Last month, Nathan and Loeb had their second child and opened their sixth eatery (four in Santa Monica) with two more on the way (eateries, not children).
The foodies behind Rustic Canyon, Milo and Olive, Huckleberry, and Sweet Rose Creamery are deeply rooted in the city by the sea. They grew up less than two miles from each other on the north side of town.
“My brother is the same age as Zoe,” Loeb said. “He went to Crossroads and she went to Windward so they had same mutual friends but I had never met her.”
When they left Santa Monica they seemed to unknowingly follow one another to cities, never crossing paths. He went to school at Berkeley, then moved to New York and Vermont. She went to school in Vermont and then moved to New York and San Francisco.
It wasn’t until after Loeb opened Rustic Canyon in 2006 that fate — or rather mothers — brought them together.
“We were introduced by our moms,” he said. “It was a set-up.”
Nathan, a pastry chef, came to work for Rustic Canyon and soon after they were married. It was her work with breads, Loeb said, that sparked their next set of restaurants. They started doing brunches at Rustic Canyon and people would line up before they opened. Nathan would get to the restaurant at 1 a.m. to start baking.
She suggested that they open another place that would make bread and desserts the star of the show. Huckleberry Cafe was born in 2009 and took off from the beginning.
“I think all along her goal was to have one place that was just her shop and my goal was to open a bunch of places that really complement each other,” Loeb said. “We both kind of learned to support each other. She knows I want to open places so she finds her role in opening them and I support her in having Huckleberry be the best that it can be.”
After Huckleberry, Loeb’s dream of expanding took off. They opened the first Sweet Rose Creamery, an ice cream shop, in May of 2010. When Nathan got pregnant with their first child, Milo, they decided to take a month and visit Barcelona with plans of getting bored and not working.

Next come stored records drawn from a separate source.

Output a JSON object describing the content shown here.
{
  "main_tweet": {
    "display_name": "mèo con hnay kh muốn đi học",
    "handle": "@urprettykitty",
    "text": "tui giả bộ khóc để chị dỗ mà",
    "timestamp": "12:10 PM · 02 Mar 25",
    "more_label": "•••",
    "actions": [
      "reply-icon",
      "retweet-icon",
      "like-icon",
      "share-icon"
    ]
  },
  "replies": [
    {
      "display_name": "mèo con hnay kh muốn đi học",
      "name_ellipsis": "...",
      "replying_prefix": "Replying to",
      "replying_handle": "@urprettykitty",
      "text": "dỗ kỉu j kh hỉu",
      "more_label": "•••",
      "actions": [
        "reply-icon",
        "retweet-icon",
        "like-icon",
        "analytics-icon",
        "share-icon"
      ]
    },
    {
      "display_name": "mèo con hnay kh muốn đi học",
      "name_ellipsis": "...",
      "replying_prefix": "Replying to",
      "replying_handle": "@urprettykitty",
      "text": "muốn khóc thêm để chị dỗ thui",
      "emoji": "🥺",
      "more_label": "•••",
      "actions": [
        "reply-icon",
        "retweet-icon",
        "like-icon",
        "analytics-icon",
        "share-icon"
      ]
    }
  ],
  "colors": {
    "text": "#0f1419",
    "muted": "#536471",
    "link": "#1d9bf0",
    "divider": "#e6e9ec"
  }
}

“And of course our minds started racing as soon as we got away,” Loeb said. “Huckleberry was too tight to be able to do all the bread we wanted to do. Bread takes up so much space. We thought we should find a wholesale bakery somewhere, with a little front. We’ll make all of our breads.”
They felt like Santa Monica was lacking good pizza options. Milo and Olive opened in 2011 and, once again, reviews were glowing.

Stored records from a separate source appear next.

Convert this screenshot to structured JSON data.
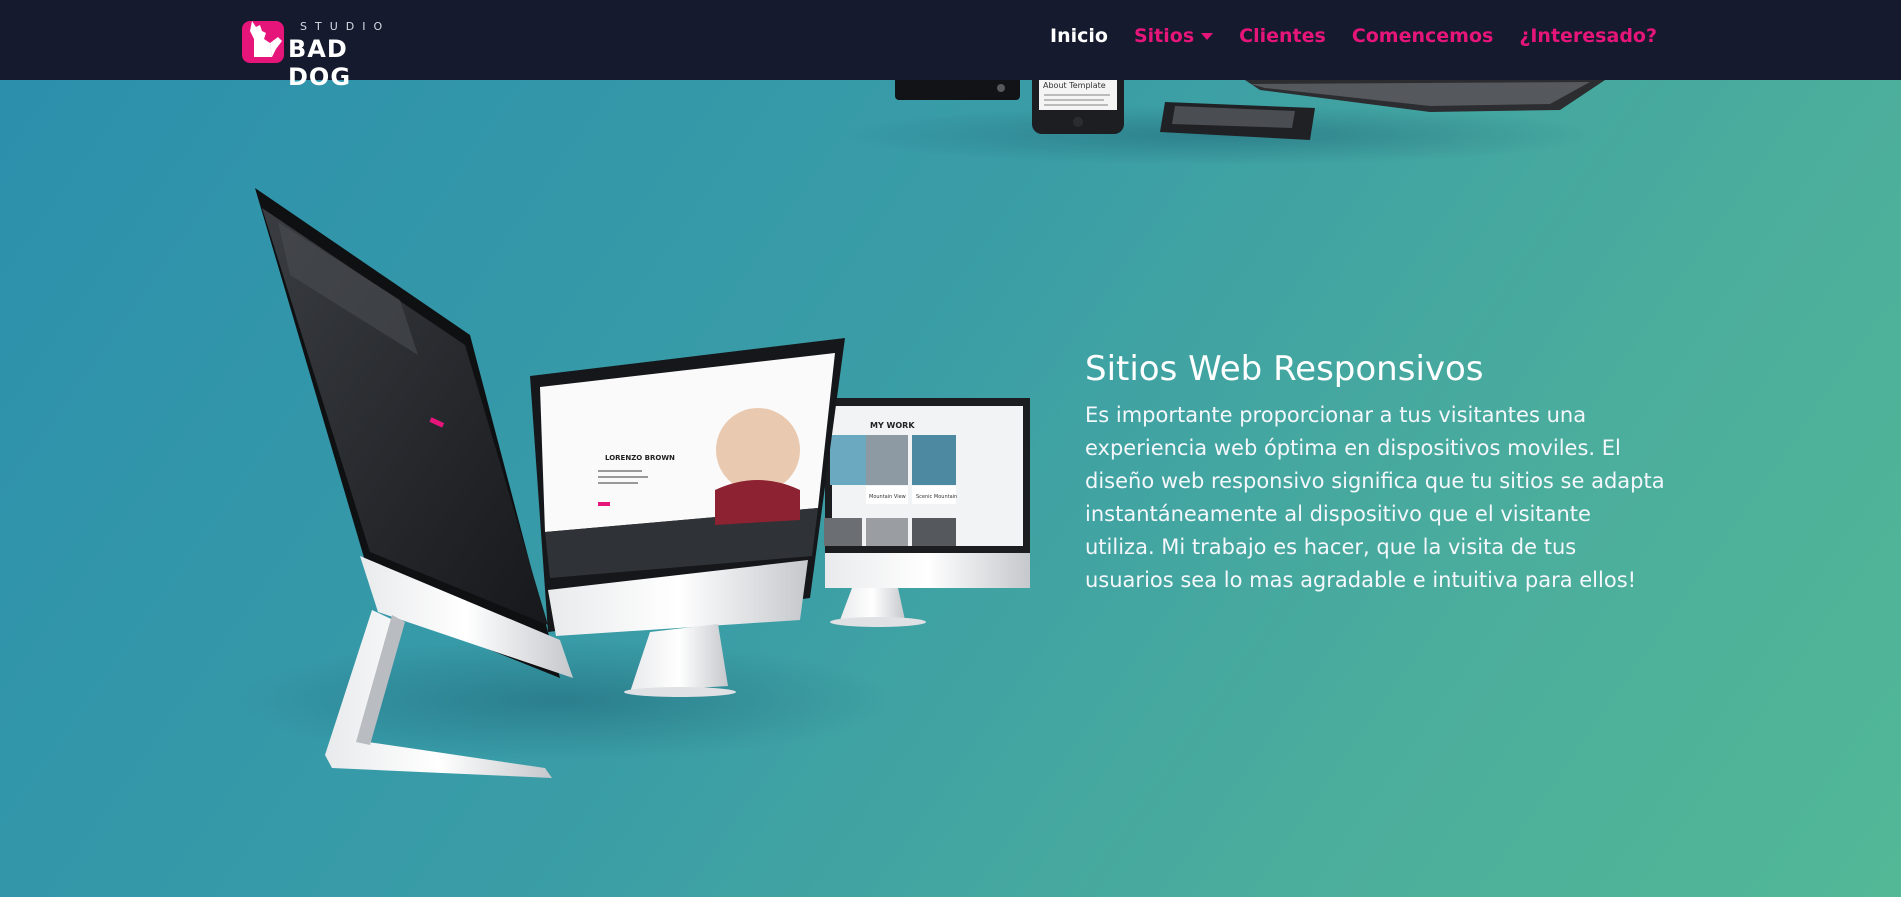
{
  "brand": {
    "studio": "STUDIO",
    "name": "BAD DOG",
    "accent_color": "#e5157a",
    "nav_background": "#151a2e"
  },
  "nav": {
    "items": [
      {
        "label": "Inicio",
        "active": true
      },
      {
        "label": "Sitios",
        "dropdown": true
      },
      {
        "label": "Clientes"
      },
      {
        "label": "Comencemos"
      },
      {
        "label": "¿Interesado?"
      }
    ]
  },
  "section": {
    "title": "Sitios Web Responsivos",
    "body": "Es importante proporcionar a tus visitantes una experiencia web óptima en dispositivos moviles. El diseño web responsivo significa que tu sitios se adapta instantáneamente al dispositivo que el visitante utiliza. Mi trabajo es hacer, que la visita de tus usuarios sea lo mas agradable e intuitiva para ellos!"
  },
  "mockups": {
    "mid_screen_name": "LORENZO BROWN",
    "right_screen_heading": "MY WORK",
    "right_screen_card1": "Mountain View",
    "right_screen_card2": "Scenic Mountain",
    "phone_heading": "About Template"
  }
}
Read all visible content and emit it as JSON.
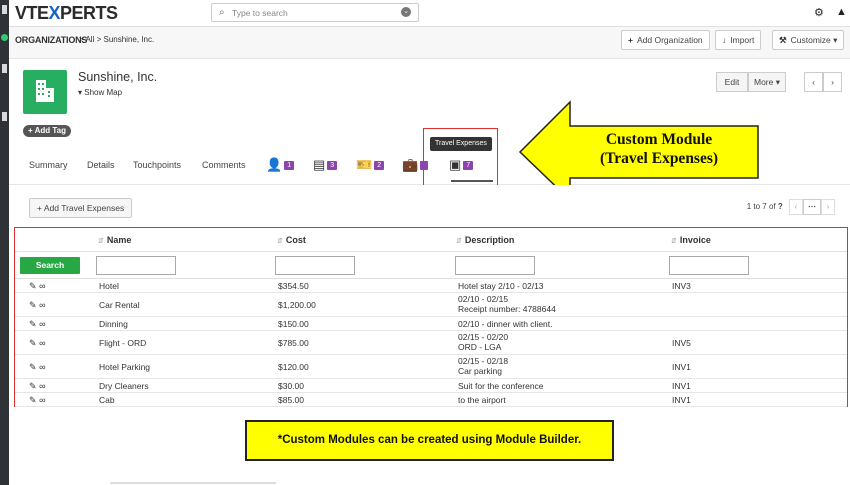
{
  "app": {
    "logo_a": "VTE",
    "logo_x": "X",
    "logo_b": "PERTS"
  },
  "search": {
    "placeholder": "Type to search"
  },
  "breadcrumb": {
    "module": "ORGANIZATIONS",
    "sep1": ">",
    "filter": "All",
    "sep2": ">",
    "record": "Sunshine, Inc."
  },
  "actions": {
    "add_org": "Add Organization",
    "import": "Import",
    "customize": "Customize"
  },
  "record": {
    "name": "Sunshine, Inc.",
    "show_map": "Show Map",
    "add_tag": "Add Tag",
    "edit": "Edit",
    "more": "More"
  },
  "tabs": {
    "summary": "Summary",
    "details": "Details",
    "touchpoints": "Touchpoints",
    "comments": "Comments",
    "icons": [
      {
        "name": "contacts-tab-icon",
        "glyph": "👤",
        "count": "1"
      },
      {
        "name": "documents-tab-icon",
        "glyph": "▤",
        "count": "3"
      },
      {
        "name": "tickets-tab-icon",
        "glyph": "🎫",
        "count": "2"
      },
      {
        "name": "products-tab-icon",
        "glyph": "💼",
        "count": ""
      },
      {
        "name": "travel-expenses-tab-icon",
        "glyph": "▣",
        "count": "7"
      }
    ],
    "tooltip": "Travel Expenses"
  },
  "callout": {
    "line1": "Custom Module",
    "line2": "(Travel Expenses)"
  },
  "related": {
    "add_button": "Add Travel Expenses",
    "pager_prefix": "1 to 7",
    "pager_of": "of",
    "pager_q": "?",
    "search_button": "Search",
    "columns": [
      "Name",
      "Cost",
      "Description",
      "Invoice"
    ],
    "rows": [
      {
        "name": "Hotel",
        "cost": "$354.50",
        "desc1": "Hotel stay 2/10 - 02/13",
        "desc2": "",
        "invoice": "INV3"
      },
      {
        "name": "Car Rental",
        "cost": "$1,200.00",
        "desc1": "02/10 - 02/15",
        "desc2": "Receipt number: 4788644",
        "invoice": ""
      },
      {
        "name": "Dinning",
        "cost": "$150.00",
        "desc1": "02/10 - dinner with client.",
        "desc2": "",
        "invoice": ""
      },
      {
        "name": "Flight - ORD",
        "cost": "$785.00",
        "desc1": "02/15 - 02/20",
        "desc2": "ORD - LGA",
        "invoice": "INV5"
      },
      {
        "name": "Hotel Parking",
        "cost": "$120.00",
        "desc1": "02/15 - 02/18",
        "desc2": "Car parking",
        "invoice": "INV1"
      },
      {
        "name": "Dry Cleaners",
        "cost": "$30.00",
        "desc1": "Suit for the conference",
        "desc2": "",
        "invoice": "INV1"
      },
      {
        "name": "Cab",
        "cost": "$85.00",
        "desc1": "to the airport",
        "desc2": "",
        "invoice": "INV1"
      }
    ]
  },
  "note": "*Custom Modules can be created using Module Builder.",
  "colors": {
    "accent_green": "#27a844",
    "badge_purple": "#8e44ad",
    "highlight_red": "#e03030",
    "callout_yellow": "#ffff00"
  }
}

“They’ve really taken Santa Monica and if they see that it’s missing anything great they bring that here,” said Erin Eastland, a Santa Monica resident who’s been working as the couple’s chef for the past seven months. “They really nailed what Santa Monica needed.”
Eastland has been working in the food industry for the past 18 years and she said that the environment at the restaurant is different from anywhere else she’s worked.
“There are a lot of ‘this is why I love my job’ moments,” she said.
Since then Loeb and Nathan opened two more Sweet Rose Creameries.
Last year they thought it might be time to take a break with the expansion but they couldn’t help themselves. An old acquaintance took them on a tour of an old building on the corner of on Seventh Street at Arizona Avenue and soon they were having that familiar conversation about what Santa Monica lacks. This time? Asian-fusion.
“There’s some good sushi around here but not a lot of any other kind of Asian food,” Loeb said.
They hope to open a Southeast Asian joint and a wine bar in the building by the end of the year.
Their plate is full right now, Loeb said, and they don’t have plans for any expansion. But they’ve said that before.
“I always used to say I would do 10 restaurants in 10 years,” Loeb said. “It’s pretty close and Zoe always kicked me in the leg for saying that. I’m confident that when it feels like it’s done I’ll know it. Some years we’ll take a break from expansion and refine what’s already open. So it’s a constant process: expand, refine, expand, refine.”